Intrageneration mobility refers to the movement of an individual within levels of social classes while intergeneration mobility refers to the action of an individual, together with the family to and from a given specific level of a social class.

Status attainment, therefore, refers to the position that one occupies within the social classes depending on the earned factors like the educational achievements and the income of the family.

In the society, people recognize others with the positions they are holding, achieved status (perhaps through education), and with their income as an individual or as a family.

A person who belongs to the lowest level of the social class receives least recognition from the society and gets less space or opportunity to express him or herself.

To know the concept of social mobility, ‘Robert’, a volunteer has discussed own experience. The intrageneration, intergeneration and the status achievement of the last three generations of his family are discussed below, starting from the first generation.

 The First Generation

Regarding this social stratification and the social mobility, I can say that there is an upward movement when considering the last three generations of our family.

Even though my grandfather was born in a middle-class family, he lived in a low-class level. He lived with no assets left, earning no cash and subjected to abject poverty. Both my grandfather and grandmother were similar in situation. None of them had accountable earnings. They gave birth to one son and a daughter who perhaps were to change the status.

The son, Albert who is my father, went to school and immediately after finishing the high school level, secured a job in the city as a clerk in a company. He later became addicted to alcohol, beaten with thugs on a night when he was late while coming home after work.

This caused his job loss. Now he had an old man who could not perform any other task to support the family. However, he had saved enough money for educating his children.

My mother had no job to support the family, after the illness of my father, and she used to help the middle-class families in homemade chores to support own family. However, the status of the family had risen quite a bit as compared to the first generation of the three generations.

The Second Generation

Consequently, as a son of this family, we went to school until our university started. We studied in a small, unequipped public school, which the society regarded as a school for the poor. The students in such institutions cannot be compared with better educational institutes in curriculum and educational facilities.

My mother died in the year I was in my last examinations in high school. The situation was quite a problematic one for my three younger siblings. My father was experiencing permanent body injuries after the fracture of his leg and hand, and internal brain injuries that were attributed to robbers and plunged into cerebral problems.

Since then, I stacked to the last words of my late mother. She died of asthma that was perhaps originated from the laborious duties she was undertaking.

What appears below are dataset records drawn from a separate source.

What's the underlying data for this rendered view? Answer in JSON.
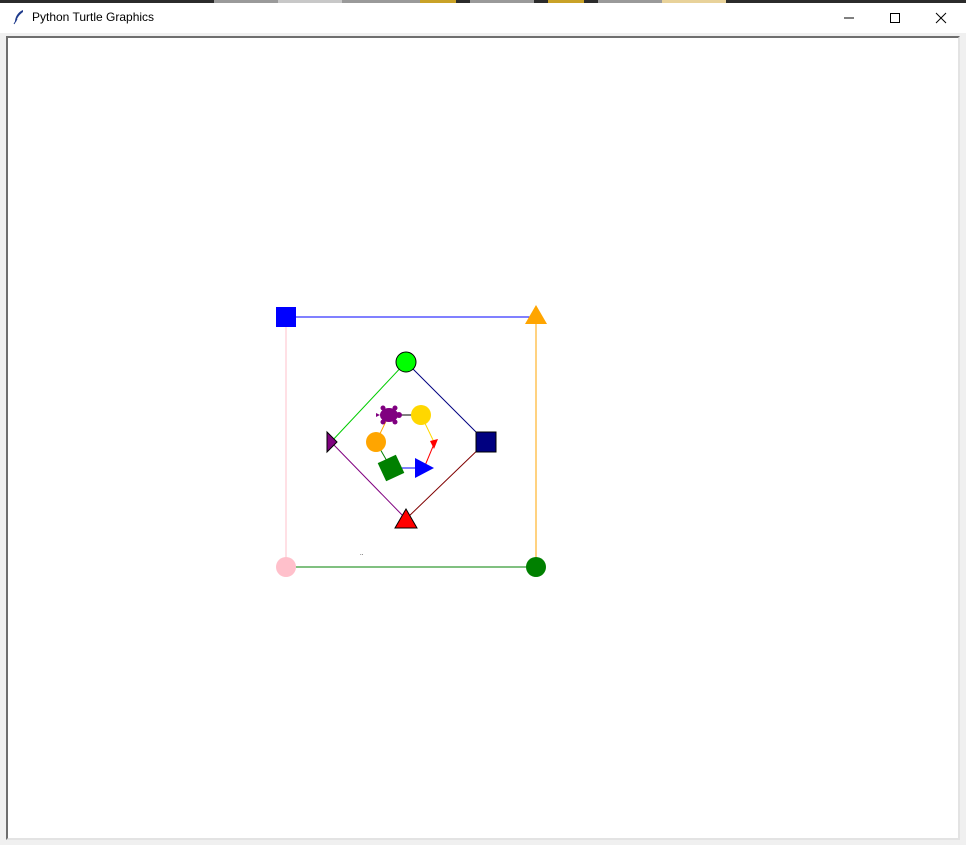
{
  "window": {
    "title": "Python Turtle Graphics",
    "app_icon": "feather-icon",
    "controls": {
      "minimize_icon": "minimize-icon",
      "maximize_icon": "maximize-icon",
      "close_icon": "close-icon"
    }
  },
  "canvas": {
    "background": "#ffffff",
    "dot_label": ".."
  },
  "colors": {
    "outer_top_line": "#0000ff",
    "outer_right_line": "#ffa500",
    "outer_bottom_line": "#008000",
    "outer_left_line": "#ffc0cb",
    "diamond_green_line": "#00cc00",
    "diamond_navy_line": "#000080",
    "diamond_red_line": "#ff0000",
    "diamond_purple_line": "#800080"
  },
  "turtles": [
    {
      "name": "outer-top-left",
      "shape": "square",
      "color": "#0000ff"
    },
    {
      "name": "outer-top-right",
      "shape": "triangle",
      "color": "#ffa500"
    },
    {
      "name": "outer-bottom-right",
      "shape": "circle",
      "color": "#008000"
    },
    {
      "name": "outer-bottom-left",
      "shape": "circle",
      "color": "#ffc0cb"
    },
    {
      "name": "diamond-top",
      "shape": "circle",
      "color": "#00ff00"
    },
    {
      "name": "diamond-right",
      "shape": "square",
      "color": "#000080"
    },
    {
      "name": "diamond-bottom",
      "shape": "triangle",
      "color": "#ff0000"
    },
    {
      "name": "diamond-left",
      "shape": "arrow",
      "color": "#800080"
    },
    {
      "name": "inner-turtle",
      "shape": "turtle",
      "color": "#800080"
    },
    {
      "name": "inner-yellow",
      "shape": "circle",
      "color": "#ffd700"
    },
    {
      "name": "inner-orange",
      "shape": "circle",
      "color": "#ffa500"
    },
    {
      "name": "inner-green",
      "shape": "square",
      "color": "#008000"
    },
    {
      "name": "inner-blue",
      "shape": "triangle",
      "color": "#0000ff"
    },
    {
      "name": "inner-red",
      "shape": "arrow",
      "color": "#ff0000"
    }
  ]
}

She said to me one evening when she was on her bed in the hospital that, ‘my son, remember you’re the father of your younger siblings, and you are their mother, every day ensure they eat, whatever you eat, and they go without when you go without’. I busted into tears and replied to her `yes mum’ without knowing that was the last conversation with her.

The Third Generation

Despite such a challenging situation, I completed the high school successfully. As a man, I did everything I could to ensure that the three of my siblings got to school and finished their studies successfully.

I joined the university where I did my bachelors in medicine. At the time of my university completion, all of the three younger siblings were also finishing their high school education. Fortunately enough for me, I got a paid internship in one of the hospitals in Washington D.C without knowing that was the beginning my social mobility change.

Just while still undergoing the internship program, their hospital required another staff and beheld, the opportunity befell me. I continued with my mum`s last words till all of the three siblings of mine finished their universities by graduation in-laws, engineering and captain.

One month later, all of them had secured a job and were working. We then removed our ill dad from home and bought him a posh house in the city where we all resided. The determination now focuses on my children whom I must lift to a better class than I am.